The pattern is that the record is received and processed. Along the way, any state information materializes into a state store, essentially updating specific changelog topics. Finally, the outbound record gets published to another Kafka topic. If you noticed this pattern, it looks similar to many scenarios we have already seen, except for the state store part. When setting the processing.guarantee to exactly_once, Kafka Streams guarantees that, if an exception occurs during these activities or the application crashes, the whole unit gets rolled back atomically as if nothing happened. Upon application restart, the processor consumes the record again, processes it, and finally publishes the data. Since this publishing occurs transactionally behind the scenes, no downstream consumers with an isolation level of read_committed will consume that record until it publishes for good, taking care of all that is required to achieve transactionality (such as committing the consumed record’s offset and so on), thus guaranteeing exactly-once delivery.

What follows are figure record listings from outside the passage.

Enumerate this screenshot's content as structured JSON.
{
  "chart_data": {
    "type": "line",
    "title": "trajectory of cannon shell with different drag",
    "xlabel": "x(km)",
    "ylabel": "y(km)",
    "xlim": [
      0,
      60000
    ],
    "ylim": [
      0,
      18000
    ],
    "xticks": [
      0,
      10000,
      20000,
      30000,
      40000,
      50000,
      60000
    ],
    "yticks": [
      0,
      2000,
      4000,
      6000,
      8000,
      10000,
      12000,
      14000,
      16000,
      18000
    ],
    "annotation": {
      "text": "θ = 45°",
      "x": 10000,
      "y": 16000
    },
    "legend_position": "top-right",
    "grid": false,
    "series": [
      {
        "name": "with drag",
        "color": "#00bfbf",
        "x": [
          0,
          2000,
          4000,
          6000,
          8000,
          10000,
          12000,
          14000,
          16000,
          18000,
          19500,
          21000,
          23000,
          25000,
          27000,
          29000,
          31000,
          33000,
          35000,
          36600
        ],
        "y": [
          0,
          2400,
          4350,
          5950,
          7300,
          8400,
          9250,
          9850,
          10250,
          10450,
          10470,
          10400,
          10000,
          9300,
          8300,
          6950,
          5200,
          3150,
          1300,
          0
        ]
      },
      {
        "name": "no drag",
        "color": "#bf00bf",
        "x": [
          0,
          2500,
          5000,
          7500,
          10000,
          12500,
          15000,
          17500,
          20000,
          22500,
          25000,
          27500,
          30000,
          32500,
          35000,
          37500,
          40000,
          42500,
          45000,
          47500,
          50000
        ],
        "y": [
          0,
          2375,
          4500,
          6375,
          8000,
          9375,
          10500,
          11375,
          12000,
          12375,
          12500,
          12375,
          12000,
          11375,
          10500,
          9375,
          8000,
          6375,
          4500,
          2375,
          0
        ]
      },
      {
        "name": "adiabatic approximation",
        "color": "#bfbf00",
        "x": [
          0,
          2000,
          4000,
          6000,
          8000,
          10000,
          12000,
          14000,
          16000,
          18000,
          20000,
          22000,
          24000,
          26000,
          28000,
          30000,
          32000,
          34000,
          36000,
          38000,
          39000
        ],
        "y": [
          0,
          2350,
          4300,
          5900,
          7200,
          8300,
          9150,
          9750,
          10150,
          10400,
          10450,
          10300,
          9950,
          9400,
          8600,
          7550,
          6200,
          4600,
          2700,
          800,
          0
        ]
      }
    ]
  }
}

Kafka Streams' exactly-once delivery guarantee is for end-to-end consumption, processing, and publishing of the record from a Kafka-related activities standpoint. It does not provide this guarantee when external systems are present. For example, suppose your code has interactions with external systems such as a database insert or update operation. In that case, it is up to the application to decide how it wants to participate in the transaction. Spring’s transactional support comes in handy again in this situation. We do not want to repeat the code here. Still, as we have seen plenty of times in this series, you can encapsulate the code that interacts with the database in a separate method, annotate it with the @Transactional annotation, and provide a proper transaction manager, such as the JPA one we have seen. When such a method throws an exception, the JPA transaction rolls back, and the exception propagates to the Kafka Streams processor code, which ultimately propagates that back to the Kafka Streams framework itself, which then rolls back the original Kafka transaction. It is worth repeating here again that it is important to understand that these operations, called from processors in a stream topology, must be coded to handle idempotency because “exactly once” only applies to the entire process, not to read and process individually in the sequence.


As we already mentioned at the onset of this article, exactly-once-delivery semantics is a complex topic in distributed computing. However, with the solution that Kafka natively provides for achieving exactly-once semantics and Spring’s support in the Spring for Apache Kafka and Spring Cloud Stream frameworks, it is relatively easy to achieve exactly-once delivery semantics in Spring Cloud Stream Kafka applications.